ALGORITHMS-LAB-V-SEM

EX 13: Implement Longest Common Subsequence Problem

The Longest Common Subsequence (LCS) Problem is a fundamental problem in computer science and bioinformatics. It involves finding the longest sequence that appears in the same relative order in both input strings, though not necessarily contiguously.

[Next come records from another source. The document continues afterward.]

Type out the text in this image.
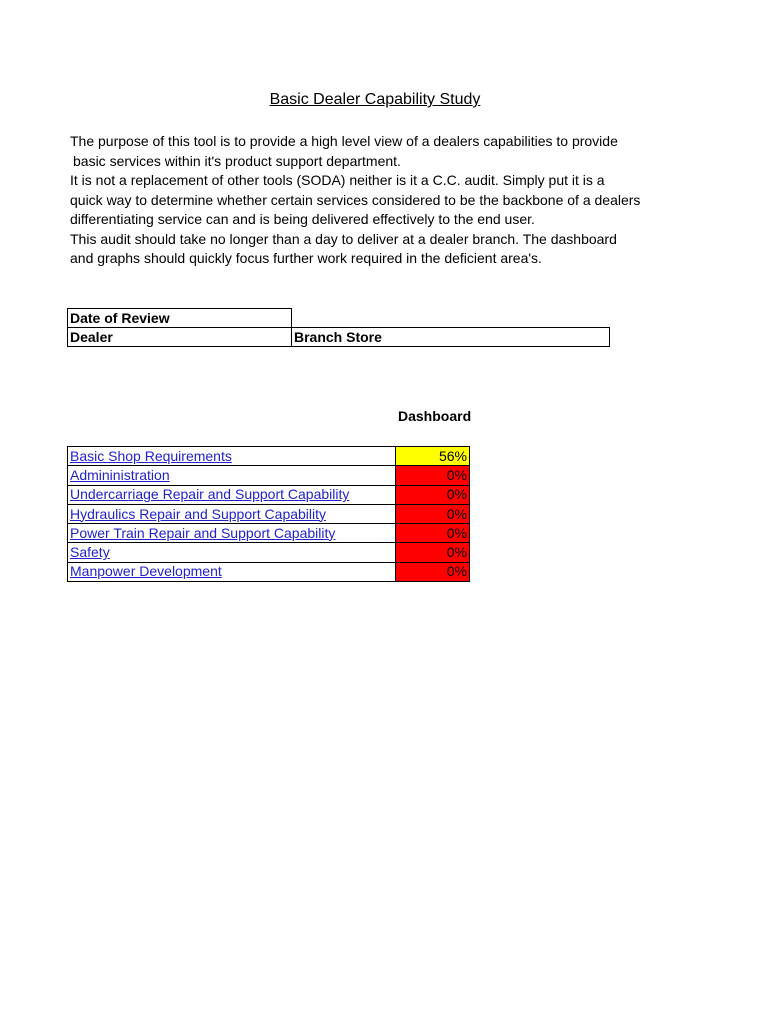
Basic Dealer Capability Study

The purpose of this tool is to provide a high level view of a dealers capabilities to provide

basic services within it's product support department.

It is not a replacement of other tools (SODA) neither is it a C.C. audit. Simply put it is a

quick way to determine whether certain services considered to be the backbone of a dealers

differentiating service can and is being delivered effectively to the end user.

This audit should take no longer than a day to deliver at a dealer branch. The dashboard

and graphs should quickly focus further work required in the deficient area's.

Date of Review	
Dealer	Branch Store
Dashboard
Basic Shop Requirements	56%
Admininistration	0%
Undercarriage Repair and Support Capability	0%
Hydraulics Repair and Support Capability	0%
Power Train Repair and Support Capability	0%
Safety	0%
Manpower Development	0%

Algorithm (Dynamic Programming Approach)

1. Define a DP Table: Create a 2D array dp where dp[i][j] represents the length of the LCS of the first i characters of the first string and the first j characters of the second string.
2. Initialization:
   • Set dp[0][j] = 0 for all j since an empty string has no common subsequence.
   • Set dp[i][0] = 0 for all i for the same reason.
3. Filling the Table:
   • If the characters of both strings match, update dp[i][j] = dp[i-1][j-1] + 1.
   • If the characters do not match, set dp[i][j] = max(dp[i-1][j], dp[i][j-1]).
4. Result: The value of dp[m][n] gives the length of the LCS, where m and n are the lengths of the two strings.

Code Implementation

Here’s a C++ implementation to solve the LCS problem:

#include <iostream>
#include <vector>
using namespace std;

int lcs(const string &s1, const string &s2) {
    int m = s1.size(), n = s2.size();
    vector<vector<int>> dp(m + 1, vector<int>(n + 1, 0));
    for (int i = 1; i <= m; ++i) {
        for (int j = 1; j <= n; ++j) {
            if (s1[i - 1] == s2[j - 1])
                dp[i][j] = dp[i - 1][j - 1] + 1;
            else
                dp[i][j] = max(dp[i - 1][j], dp[i][j - 1]);
        }
    }
    return dp[m][n];
}

int main() {
    string s1 = "AGGTAB", s2 = "GXTXAYB";
    cout << "Length of LCS: " << lcs(s1, s2) << endl;
    return 0;
}

Output

Length of LCS: 4

Explanation

• Initialization: The dp array is initialized with zeros. Its size is (m+1) x (n+1) to accommodate base cases.
• Filling the Table:
  • When characters from both strings match (s1[i-1] == s2[j-1]), the length of the LCS up to that point increases by 1, using the value from dp[i-1][j-1].
  • When characters do not match, the value at dp[i][j] is the maximum of excluding either character (dp[i-1][j] or dp[i][j-1]).
• Result Extraction: The final cell dp[m][n] contains the length of the LCS.

Time Complexity

• Time: (O(m \cdot n)), where (m) and (n) are the lengths of the two strings.
• Space: (O(m \cdot n)), for the DP table.

Applications

1. DNA Sequence Analysis: Finding similarities between gene sequences.
2. Version Control Systems: Comparing text files for changes.
3. Plagiarism Detection: Identifying common patterns in documents.